Should Christians burn the Qur’an? asks college lecturer
Since my retirement on March 31, 2011, I have fallen behind in my reading of Challenge Weekly, New Zealand’s Christian newspaper, which the publisher sends to my former office at the Manawatu Standard in Palmerston North. But here are two interesting columns by Mark Keown, lecturer in New Testament at Laidlaw College, published on April 11, 2011, and May 16, 2011, respectively.
The first article is unremarkable until we reach the last paragraph, where we read: “The Qu’ran [sic] is not to be burnt by believers [Christians], despite what it leads a small minority of extremist Muslims to do” [emphasis added].
Needless to say, the claim that the Qur’an — not the American/Israeli invasion and occupation of Muslim lands, and the massacre of millions of Muslims* — prompts some Muslims to commit terrorist acts is another example of Christian/Western propaganda. Since we in the West are the “good guys”, and since everything we do in the Muslim world springs from the noblest of motives, we can’t possibly be at fault. So if a Muslim sets off a bomb somewhere, he must be acting in accordance with “instructions” in his holy book.

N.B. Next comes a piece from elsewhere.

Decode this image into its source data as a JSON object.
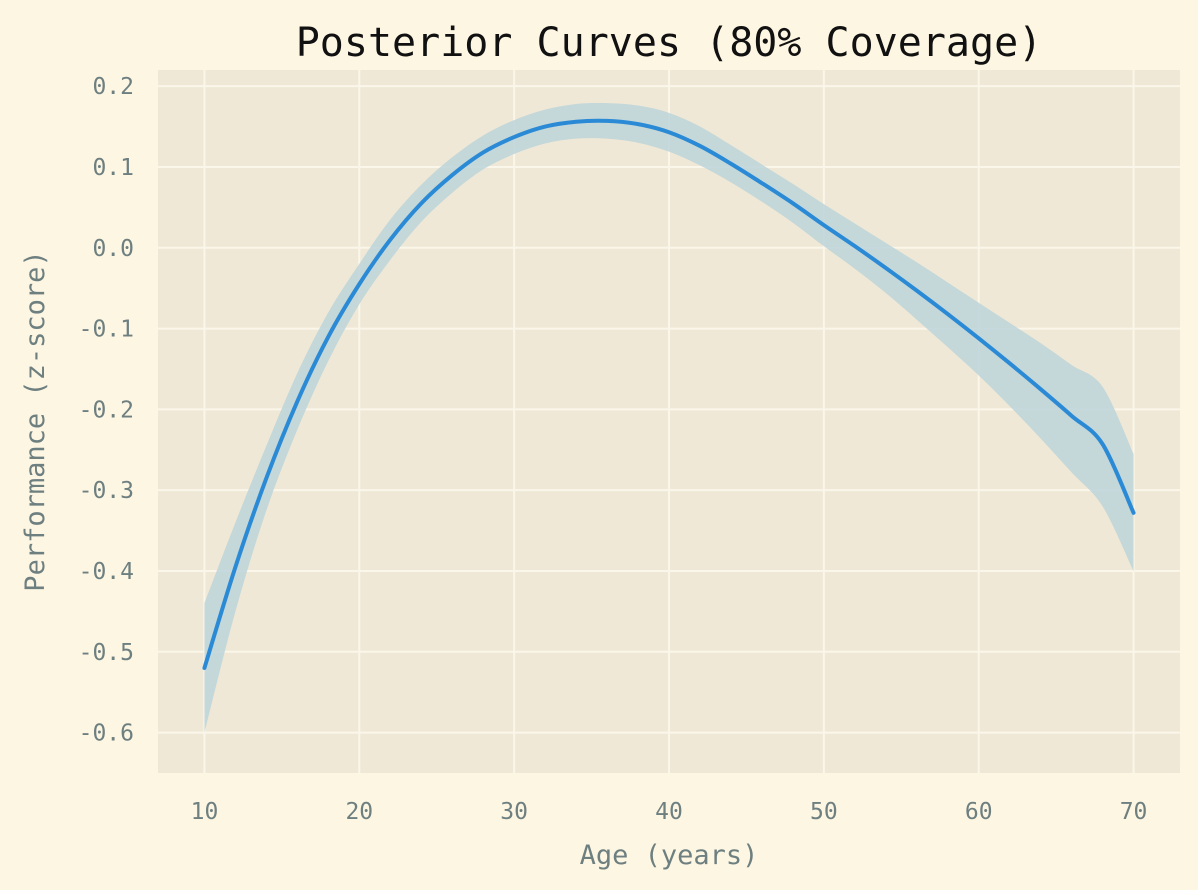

To me, this raises a fascinating question: As the Qur’an has been around for a rather long time, and was certainly around when I was a boy in the 1950s, why was there little or no “Islamic terrorism” before the 1980s?

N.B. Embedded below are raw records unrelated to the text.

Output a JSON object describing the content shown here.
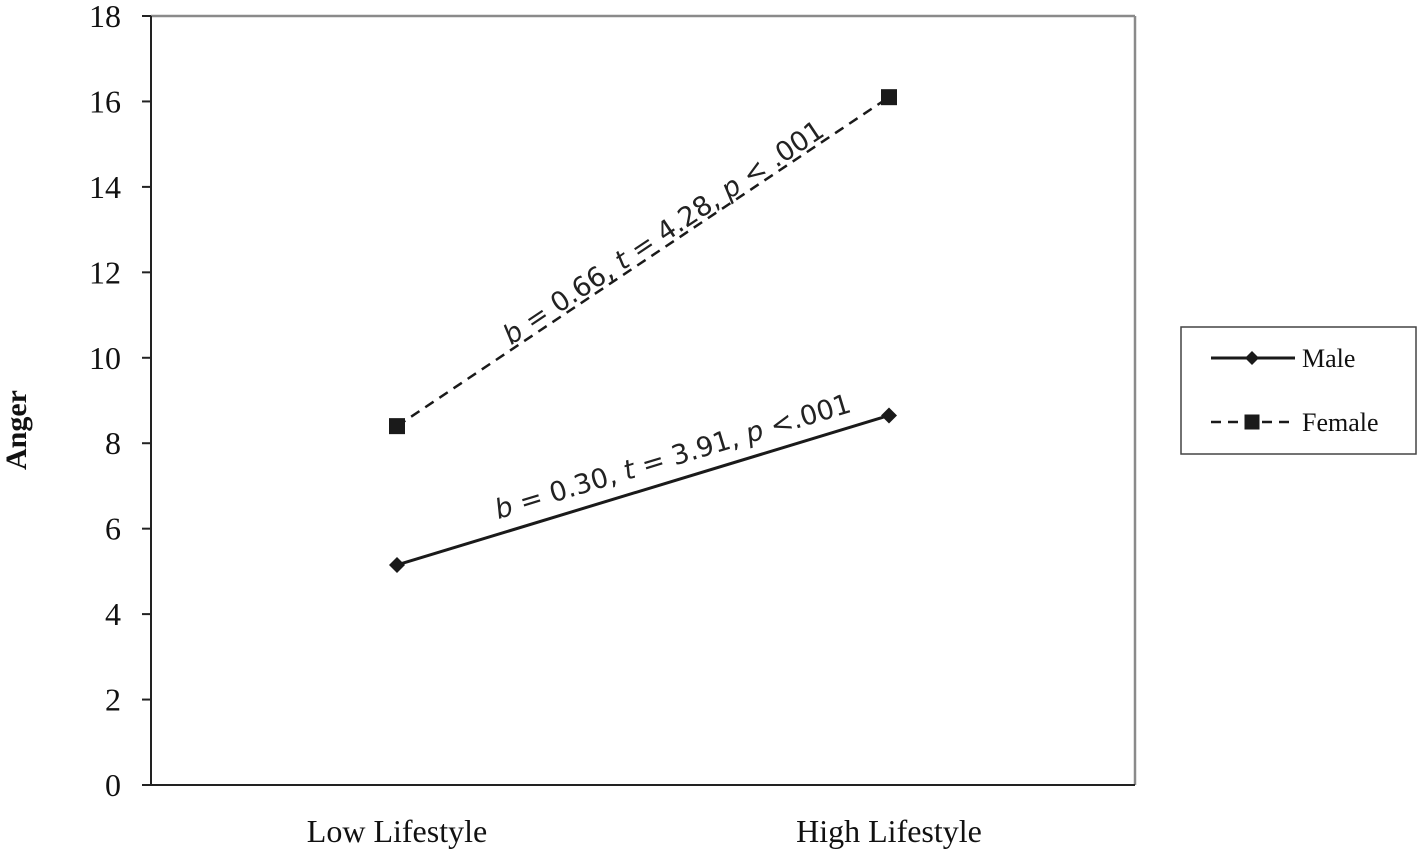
{
  "chart_data": {
    "type": "line",
    "categories": [
      "Low Lifestyle",
      "High Lifestyle"
    ],
    "ylabel": "Anger",
    "xlabel": "",
    "ylim": [
      0,
      18
    ],
    "yticks": [
      0,
      2,
      4,
      6,
      8,
      10,
      12,
      14,
      16,
      18
    ],
    "series": [
      {
        "name": "Male",
        "values": [
          5.15,
          8.65
        ],
        "line_style": "solid",
        "marker": "diamond",
        "color": "#1a1a1a"
      },
      {
        "name": "Female",
        "values": [
          8.4,
          16.1
        ],
        "line_style": "dashed",
        "marker": "square",
        "color": "#1a1a1a"
      }
    ],
    "annotations": [
      {
        "series": "Female",
        "parts": [
          {
            "t": "b",
            "i": true
          },
          {
            "t": " = 0.66, ",
            "i": false
          },
          {
            "t": "t",
            "i": true
          },
          {
            "t": "  = 4.28, ",
            "i": false
          },
          {
            "t": "p",
            "i": true
          },
          {
            "t": " < .001",
            "i": false
          }
        ]
      },
      {
        "series": "Male",
        "parts": [
          {
            "t": "b",
            "i": true
          },
          {
            "t": " = 0.30, ",
            "i": false
          },
          {
            "t": "t",
            "i": true
          },
          {
            "t": " = 3.91, ",
            "i": false
          },
          {
            "t": "p",
            "i": true
          },
          {
            "t": " <.001",
            "i": false
          }
        ]
      }
    ],
    "legend_position": "right",
    "grid": false
  }
}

There was terrorism, especially in connection with the Algerian struggle for independence, but it was never, as far as I recall, identified as “Islamic”. Indeed, that was the period of pan-Arab nationalism, when the organizations and movements of the day, with the possible exception of the Muslim Brotherhood in Egypt, were keen to keep (potentially divisive) religion on the sidelines.
As late as the 1970s, any list of leading terrorist organizations comprised such names as the Red Army Faction (the Baader-Meinhof Gang), the United Red Army of Japan, the Symbionese Liberation Army, the IRA, the Black Panthers, the Tupamaros, ETA, al-Fatah, and the Popular Front for the Liberation of Palestine. All were either secular or Marxist-Leninist.
What were committed Muslims doing in those days? Weren’t they reading the Qur’an — and those ayahs that allegedly encourage them to commit acts of terrorism?
The second column (below) reveals an uncritical acceptance of the “official line” that is typical of superficial Western commentators. “Surely, if anyone’s death is justified, this man’s [Osama's] is,” Keown writes. “After all, he masterminded Sept 11…”
But hang on a minute! Where is the evidence that Osama masterminded the attack on the World Trade Center? (See “FBI says it has ‘No hard evidence connecting Bin Laden to 9/11′” at Information Clearing House.)
One also looks in vain for explicit recognition of two key facts: that an extra-judicial execution is murder, and that torture is illegal in all circumstances under the United Nations Convention Against Torture, which the United States signed. Instead, we find wishy-washy statements and questions, like “I feel sad” and “Is this [torture] ever right?”
Oh for a little Islamic rigor here!
* Keown acknowledges, in the second article, that millions have died “across Afghanistan, Iraq and Pakistan” as a result of the so-called war on terrorism, but apparently does not see those deaths as a possible cause of Muslim outrage and further acts of terrorism.